Can someone help me constrain this lifetime parameter

trait Dummy {
    type Var;
    
    fn foo(&mut self) -> Self::Var;
}


pub enum Acter<'a, T: 'a> {
    Doing(&'a mut [T]),
    Staying(&'a mut [T]),
}

pub struct Dupe<D: Dummy> {
    dummy: D,
}

// Error here: the lifetime parameter `'a` is not constrained
impl<'a, D> Dummy for Dupe<D>
where
    D: Dummy,
    D::Var: 'a,
{
    type Var = Acter<'a, D::Var>;

    fn foo(&mut self) -> Self::Var {
        unimplemented!()
    }
}

Also tried

// Error here: the lifetime parameter `'a` is not constrained
impl<'a, T, D> Dummy for Dupe<D>
where
    D: Dummy<Var = T>,
    T: 'a,
{
    type Var = Acter<'a, T>;

    fn foo(&mut self) -> Self::Var {
        unimplemented!()
    }
}

I also tried to compromise with

impl<'a, T, D> Dummy for Dupe<D>
where
    D: Dummy<Var = &'a mut T>,
    T: 'a + Sized
{
    type Var = Acter<'a, T>;

    fn foo(&mut self) -> Self::Var {
        unimplemented!()
    }
}

But that leaves me with an even scarier the size for values of type [i16] cannot be known at compilation time when I try to use it

impls_Dummy.foo();

Two options:

• Add a lifetime to the trait.

trait Dummy<'a>: 'a {
    type Var;
    
    fn foo(&'a mut self) -> Self::Var;
}

• Wait for generic associated types. This might take a while.

// One day...
trait Dummy {
    type Var<'a>;
    
    fn foo(&mut self) -> Self::Var<'_>;
}

If you are not in control of the trait... that's tough. All I can say is that the current signature of Dummy makes it impossible to do what you want to do.

Crap. Dummy is actually std::Iterator.. Guess I should just make Actor take ownership of T and not take a reference. Which means I'll have to copy over my data structures which kinda sucks. Could I make a super trait by extending Dummy and add the lifetime "somehow"? Then I could just have Acter impl the super trait.

Uhh well I got it to compile somehow which means I didn't explain everything correctly. Here's the full code of what I'm doing Rust Playground

Does that look right?

Nah, I think that was my mistake for jumping to conclusions after seeing so many similar threads!

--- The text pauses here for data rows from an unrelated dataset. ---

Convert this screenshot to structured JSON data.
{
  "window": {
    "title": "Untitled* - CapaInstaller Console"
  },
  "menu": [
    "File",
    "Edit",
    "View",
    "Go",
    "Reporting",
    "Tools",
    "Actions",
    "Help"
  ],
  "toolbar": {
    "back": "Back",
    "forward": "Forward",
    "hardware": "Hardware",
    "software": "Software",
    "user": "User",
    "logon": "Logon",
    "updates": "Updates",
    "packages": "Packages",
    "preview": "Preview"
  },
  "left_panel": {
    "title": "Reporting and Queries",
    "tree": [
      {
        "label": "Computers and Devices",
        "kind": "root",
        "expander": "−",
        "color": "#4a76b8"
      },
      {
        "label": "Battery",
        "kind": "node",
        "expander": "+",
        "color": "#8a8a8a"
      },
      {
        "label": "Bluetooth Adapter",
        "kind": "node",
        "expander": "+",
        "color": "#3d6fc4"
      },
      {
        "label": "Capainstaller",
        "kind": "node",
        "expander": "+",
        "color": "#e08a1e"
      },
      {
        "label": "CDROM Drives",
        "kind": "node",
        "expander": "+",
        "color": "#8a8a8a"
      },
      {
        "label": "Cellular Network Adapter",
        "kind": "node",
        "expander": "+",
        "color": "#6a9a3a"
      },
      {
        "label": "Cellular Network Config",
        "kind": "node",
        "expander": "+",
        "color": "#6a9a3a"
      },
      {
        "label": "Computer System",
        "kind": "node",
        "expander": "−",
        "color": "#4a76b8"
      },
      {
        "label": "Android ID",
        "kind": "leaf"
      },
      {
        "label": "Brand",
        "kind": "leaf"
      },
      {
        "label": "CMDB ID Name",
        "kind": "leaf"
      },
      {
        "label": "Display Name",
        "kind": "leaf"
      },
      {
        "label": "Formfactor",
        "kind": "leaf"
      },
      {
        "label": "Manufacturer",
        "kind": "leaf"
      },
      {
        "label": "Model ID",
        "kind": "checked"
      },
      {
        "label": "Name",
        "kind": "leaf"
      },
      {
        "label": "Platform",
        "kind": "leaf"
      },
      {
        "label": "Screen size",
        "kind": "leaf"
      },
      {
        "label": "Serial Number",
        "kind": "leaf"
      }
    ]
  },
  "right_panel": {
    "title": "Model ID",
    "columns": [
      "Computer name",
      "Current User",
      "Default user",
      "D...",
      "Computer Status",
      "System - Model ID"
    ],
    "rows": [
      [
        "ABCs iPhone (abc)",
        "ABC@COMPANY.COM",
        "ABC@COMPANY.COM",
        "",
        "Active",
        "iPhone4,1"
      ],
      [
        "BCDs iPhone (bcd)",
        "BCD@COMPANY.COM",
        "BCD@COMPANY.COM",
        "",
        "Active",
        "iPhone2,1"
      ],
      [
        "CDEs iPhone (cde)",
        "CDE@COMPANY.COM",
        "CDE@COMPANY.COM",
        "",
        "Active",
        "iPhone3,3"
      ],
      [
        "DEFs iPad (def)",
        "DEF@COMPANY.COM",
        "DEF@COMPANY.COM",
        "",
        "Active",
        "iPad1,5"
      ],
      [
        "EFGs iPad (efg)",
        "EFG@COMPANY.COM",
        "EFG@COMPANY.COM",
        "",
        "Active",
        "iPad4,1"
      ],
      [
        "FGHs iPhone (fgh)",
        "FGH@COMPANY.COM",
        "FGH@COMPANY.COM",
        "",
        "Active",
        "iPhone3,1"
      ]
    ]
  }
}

Yes, you're right, you can write an iterator that produces things bound to the lifetime of Self, as you have. All of the items produced will have the same lifetime, but for use cases such as chunks_mut, this is not an issue.

The thing that cannot be done without modifying the trait is to let each item have a different lifetime. (i.e. bound to the &mut self argument of Iterator::next). This would enable methods like windows_mut, where the returned items alias each other (and therefore each one must fall out of scope before you can call next again).

Ah. I think though I did make it confusing, in my eagerness to dummy down the example and not specifying Iterator.

I'll admit I don't fully understand lifetimes enough to comprehend this. I just sorta play Type Tetris until the compiler gives me the okay.

I don't know what I'll do when I need to know more advanced interactions like with windows_mut but hopefully I'll know more about lifetimes by then.

The Iterator trait is designed to allow collect(), so user of the iterator can always be able to use all of the items, at the same time, even after the iteration has finished and the Iterator has been destroyed.

Because of that it's not possible to lend any temporary value from the iterator object. It can only pass things through.

Note also that lifetimes don't do anything. They don't make the compiler emit any code. They only explain to the compiler what the code does anyway, and let the compiler check this information is consistent.